Attack cargo ship Rolette was laid down on 2 December 1944 by Federal Shipbuilding and Drydock Co., Kearny, NJ, for the Maritime Commission; launched on 11 March 1945, sponsored by Mrs. William U. Kirsch, acquired by the Navy on loan-charter on 26 April 1945, and commissioned at the Boston Navy Yard on 27 April 1945.

==Service history==

===1945===
Rolette proceeded to Chesapeake Bay in May 1945, two days after Germany surrendered. She loaded her first cargo on the 30th and sailed for Pearl Harbor, where she unloaded and took on construction material for Guinan, Samar Island, Philippine Islands. As the crew was discharging her cargo there in mid-August, they heard of the Japanese surrender. Rolette was ordered to operate with the amphibious ships carrying the Army Occupation Forces to Japan from the Philippines. During September and October she debarked troops at Tokyo, Hokkaidō, and Hakodate.
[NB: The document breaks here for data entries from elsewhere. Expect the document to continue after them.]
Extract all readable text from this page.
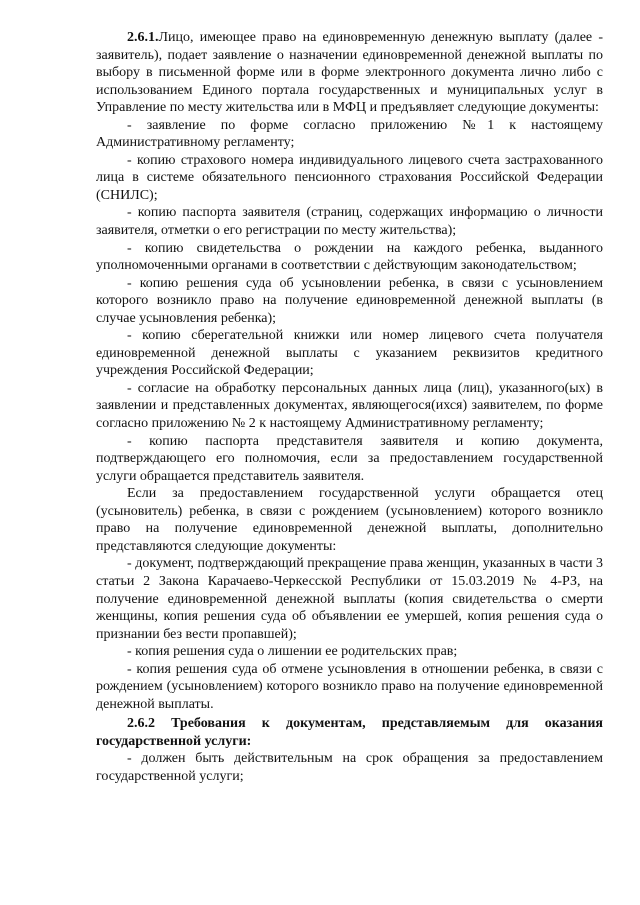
2.6.1.Лицо, имеющее право на единовременную денежную выплату (далее - заявитель), подает заявление о назначении единовременной денежной выплаты по выбору в письменной форме или в форме электронного документа лично либо с использованием Единого портала государственных и муниципальных услуг в Управление по месту жительства или в МФЦ и предъявляет следующие документы:

- заявление по форме согласно приложению №1 к настоящему Административному регламенту;

- копию страхового номера индивидуального лицевого счета застрахованного лица в системе обязательного пенсионного страхования Российской Федерации (СНИЛС);

- копию паспорта заявителя (страниц, содержащих информацию о личности заявителя, отметки о его регистрации по месту жительства);

- копию свидетельства о рождении на каждого ребенка, выданного уполномоченными органами в соответствии с действующим законодательством;

- копию решения суда об усыновлении ребенка, в связи с усыновлением которого возникло право на получение единовременной денежной выплаты (в случае усыновления ребенка);

- копию сберегательной книжки или номер лицевого счета получателя единовременной денежной выплаты с указанием реквизитов кредитного учреждения Российской Федерации;

- согласие на обработку персональных данных лица (лиц), указанного(ых) в заявлении и представленных документах, являющегося(ихся) заявителем, по форме согласно приложению № 2 к настоящему Административному регламенту;

- копию паспорта представителя заявителя и копию документа, подтверждающего его полномочия, если за предоставлением государственной услуги обращается представитель заявителя.

Если за предоставлением государственной услуги обращается отец (усыновитель) ребенка, в связи с рождением (усыновлением) которого возникло право на получение единовременной денежной выплаты, дополнительно представляются следующие документы:

- документ, подтверждающий прекращение права женщин, указанных в части 3 статьи 2 Закона Карачаево-Черкесской Республики от 15.03.2019 № 4-РЗ, на получение единовременной денежной выплаты (копия свидетельства о смерти женщины, копия решения суда об объявлении ее умершей, копия решения суда о признании без вести пропавшей);

- копия решения суда о лишении ее родительских прав;

- копия решения суда об отмене усыновления в отношении ребенка, в связи с рождением (усыновлением) которого возникло право на получение единовременной денежной выплаты.

2.6.2 Требования к документам, представляемым для оказания государственной услуги:

- должен быть действительным на срок обращения за предоставлением государственной услуги;
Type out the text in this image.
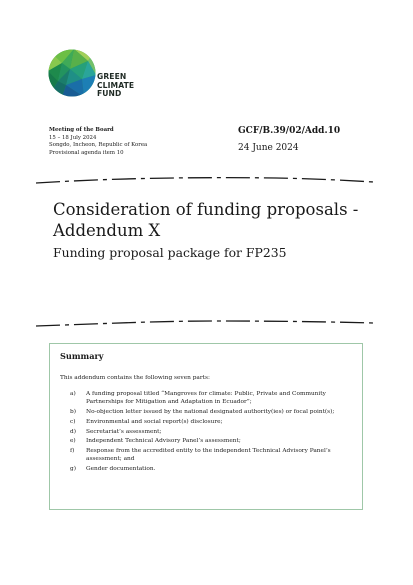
GREEN
CLIMATE
FUND
Meeting of the Board
15 – 18 July 2024
Songdo, Incheon, Republic of Korea
Provisional agenda item 10
GCF/B.39/02/Add.10
24 June 2024
Consideration of funding proposals - Addendum X
Funding proposal package for FP235
Summary
This addendum contains the following seven parts:
a) A funding proposal titled “Mangroves for climate: Public, Private and Community Partnerships for Mitigation and Adaptation in Ecuador”;
b) No-objection letter issued by the national designated authority(ies) or focal point(s);
c) Environmental and social report(s) disclosure;
d) Secretariat’s assessment;
e) Independent Technical Advisory Panel’s assessment;
f) Response from the accredited entity to the independent Technical Advisory Panel’s assessment; and
g) Gender documentation.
The transport returned to the United States toward the close of 1945, and decommissioned at San Francisco, where she was a unit of the Reserve Fleet until struck from the Navy List on 23 April 1947.

===1951-1956===
Rolette was reacquired by the Navy on 13 August 1951 and recommissioned on 23 February on 1952 at Oakland, California. She proceeded to her homeport, Norfolk, Virginia, to operate as a unit of the United States Atlantic Fleet. From April to October 1953, the ship served with the 6th Fleet in the Mediterranean. On this deployment she landed food, medical supplies, and workers to aid the citizens of Argostoli, Greece, after a devastating earthquake.
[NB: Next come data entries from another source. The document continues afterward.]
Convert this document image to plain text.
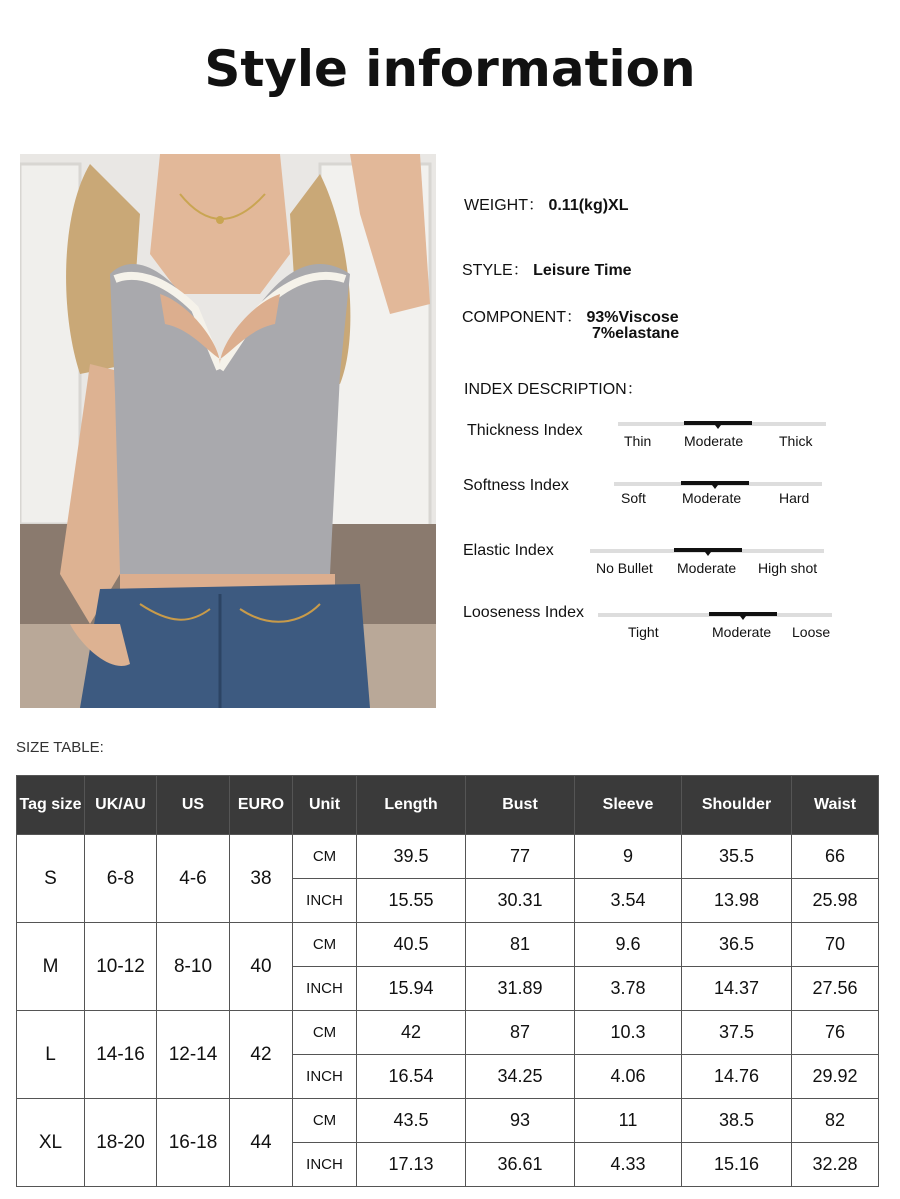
Style information
WEIGHT： 0.11(kg)XL
STYLE： Leisure Time
COMPONENT： 93%Viscose
7%elastane
INDEX DESCRIPTION：
Thickness Index
Thin Moderate	Thick
Softness Index
Soft	Moderate	Hard
Elastic Index
No Bullet Moderate High shot
Looseness Index
Tight	Moderate Loose
SIZE TABLE:
Tag size	UK/AU	US	EURO	Unit	Length	Bust	Sleeve	Shoulder	Waist
S	6-8	4-6	38	CM	39.5	77	9	35.5	66
				INCH	15.55	30.31	3.54	13.98	25.98
M	10-12	8-10	40	CM	40.5	81	9.6	36.5	70
				INCH	15.94	31.89	3.78	14.37	27.56
L	14-16	12-14	42	CM	42	87	10.3	37.5	76
				INCH	16.54	34.25	4.06	14.76	29.92
XL	18-20	16-18	44	CM	43.5	93	11	38.5	82
				INCH	17.13	36.61	4.33	15.16	32.28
Rolette underwent overhaul and refresher training during 1954, and on 5 January 1955 departed Norfolk for San Diego. On 31 March she joined an amphibious squadron for a six-month tour in the western Pacific and participation in landing exercise "Navmarlex 1-55" conducted at Okinawa in June. She returned to San Diego on 30 September, underwent a brief period of upkeep, and took part in the exercise "Pactrex 56" in November.

She decommissioned at Mare Island Naval Shipyard on 1 May 1956 and entered the Pacific Reserve Fleet, where she remained until struck from the Navy List on 1 July 1960.

===Scrapping===
Rolette arrived for breaking up at Portland, Oregon on 18 March 1978.